В свои семнадцать лет она вполне овладела терминологией эпохи.
И сейчас довоенная дама, в бархатном платье салонной коммунистки, стояла перед послевоенной товарищем министром.
И сейчас, этой осенью, в этом ноябре 1984-го, я абсолютно четко вижу себя из того сейчас в ноябре 1947-го; передо мной два параллельных момента, тот, в котором я, нервничая, отправляюсь на встречу и иду вверх по улице Досифея, усыпанную прахом ноябрьской мглы, и задыхаюсь, спотыкаюсь, едва двигаюсь, хотя тороплюсь, ступни прилипают к земле, и тот момент, когда спустя десять минут стою спокойная, собранная, в кабинете.
— Садитесь, — сказала товарищ министр, ни любезно, ни нелюбезно. — И скажите, зачем вы пришли.
Довоенная дама объяснила свое послевоенное положение: у нее двое детей-школьников, но у нее нет средств, чтобы их содержать. Все имущество у них отняли, а на работу устроиться она никуда не может. Безуспешно ищет ее целых три года. При этом она преподаватель и говорит на трех иностранных языках. Могла бы быть полезной.
— Возможно, — скептически замечает товарищ министр. — Только я не знаю, кому. Мы не можем позволить, чтобы вы воспитывали нашу молодежь.
Довоенная дама теряет дар речи от такого аргумента.

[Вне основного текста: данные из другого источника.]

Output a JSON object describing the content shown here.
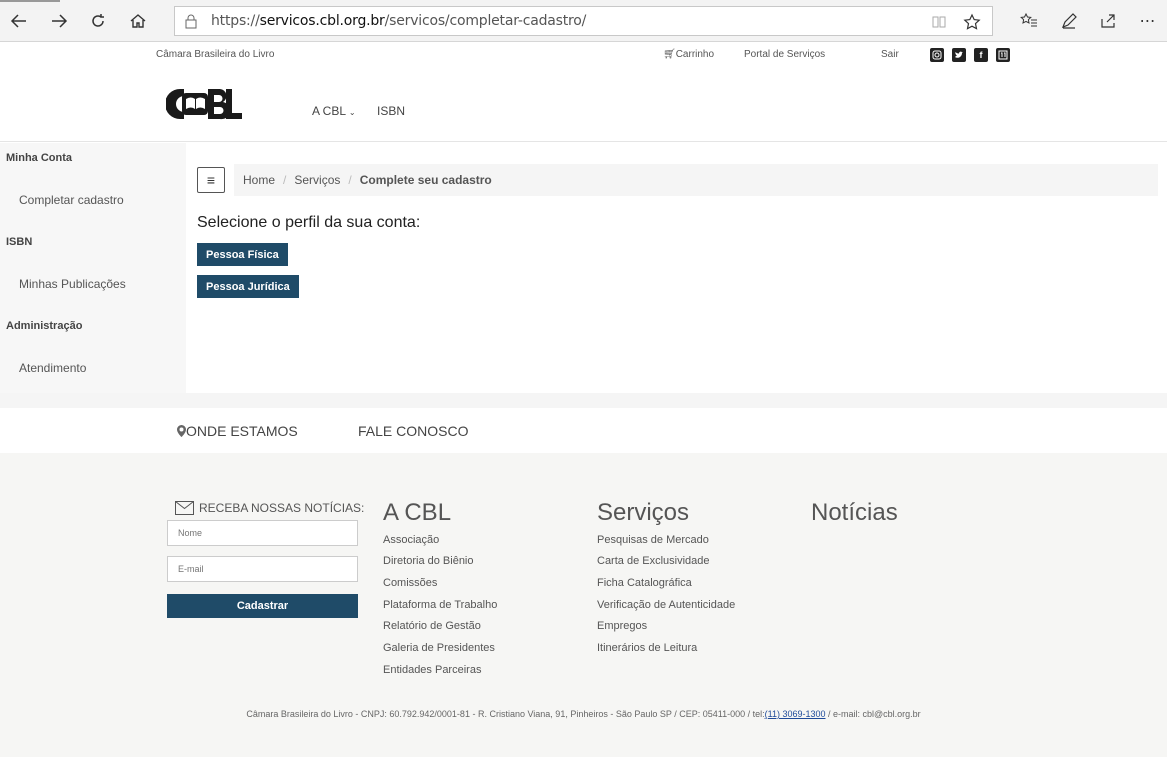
{
  "browser": {
    "url_scheme": "https://",
    "url_host": "servicos.cbl.org.br",
    "url_path": "/servicos/completar-cadastro/"
  },
  "header": {
    "org_name": "Câmara Brasileira do Livro",
    "cart_label": "Carrinho",
    "portal_label": "Portal de Serviços",
    "logout_label": "Sair",
    "logo_text": "CBL",
    "nav": [
      {
        "label": "A CBL"
      },
      {
        "label": "ISBN"
      }
    ]
  },
  "sidebar": {
    "sections": [
      {
        "title": "Minha Conta",
        "items": [
          "Completar cadastro"
        ]
      },
      {
        "title": "ISBN",
        "items": [
          "Minhas Publicações"
        ]
      },
      {
        "title": "Administração",
        "items": [
          "Atendimento"
        ]
      }
    ]
  },
  "breadcrumb": {
    "home": "Home",
    "services": "Serviços",
    "current": "Complete seu cadastro"
  },
  "main": {
    "prompt": "Selecione o perfil da sua conta:",
    "btn_fisica": "Pessoa Física",
    "btn_juridica": "Pessoa Jurídica"
  },
  "links_strip": {
    "onde": "ONDE ESTAMOS",
    "fale": "FALE CONOSCO"
  },
  "footer": {
    "newsletter_title": "RECEBA NOSSAS NOTÍCIAS:",
    "name_placeholder": "Nome",
    "email_placeholder": "E-mail",
    "submit_label": "Cadastrar",
    "col_cbl": {
      "title": "A CBL",
      "items": [
        "Associação",
        "Diretoria do Biênio",
        "Comissões",
        "Plataforma de Trabalho",
        "Relatório de Gestão",
        "Galeria de Presidentes",
        "Entidades Parceiras"
      ]
    },
    "col_servicos": {
      "title": "Serviços",
      "items": [
        "Pesquisas de Mercado",
        "Carta de Exclusividade",
        "Ficha Catalográfica",
        "Verificação de Autenticidade",
        "Empregos",
        "Itinerários de Leitura"
      ]
    },
    "col_noticias": {
      "title": "Notícias"
    },
    "copyright_pre": "Câmara Brasileira do Livro - CNPJ: 60.792.942/0001-81 - R. Cristiano Viana, 91, Pinheiros - São Paulo SP / CEP: 05411-000 / tel:",
    "phone": "(11) 3069-1300",
    "copyright_post": " / e-mail: cbl@cbl.org.br"
  },
  "colors": {
    "accent": "#1f4b68"
  }
}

— Хотя, говорят, вы были прекрасным преподавателем то короткое время, пока им были. В элитной Третьей мужской гимназии, разумеется, в двух шагах от дома. Полтора года, не так ли?
— Да.
Бесспорно, товарищ министр была прекрасно информирована, а наша встреча основательно подготовлена.
И, похоже, не только Мария, но и я, внутри себя, в своем внутреннем течении мысли, невольно преображалась, потому что и я, бесспорно, усваивала терминологию эпохи: разве формулировка, которую я использовала — основательно подготовленная встреча — не свидетельствует основательно об этом превращении, преображении? В ту давнюю эпоху, которая называлась до войны, такую фразу я не была способна ни сложить, ни произнести.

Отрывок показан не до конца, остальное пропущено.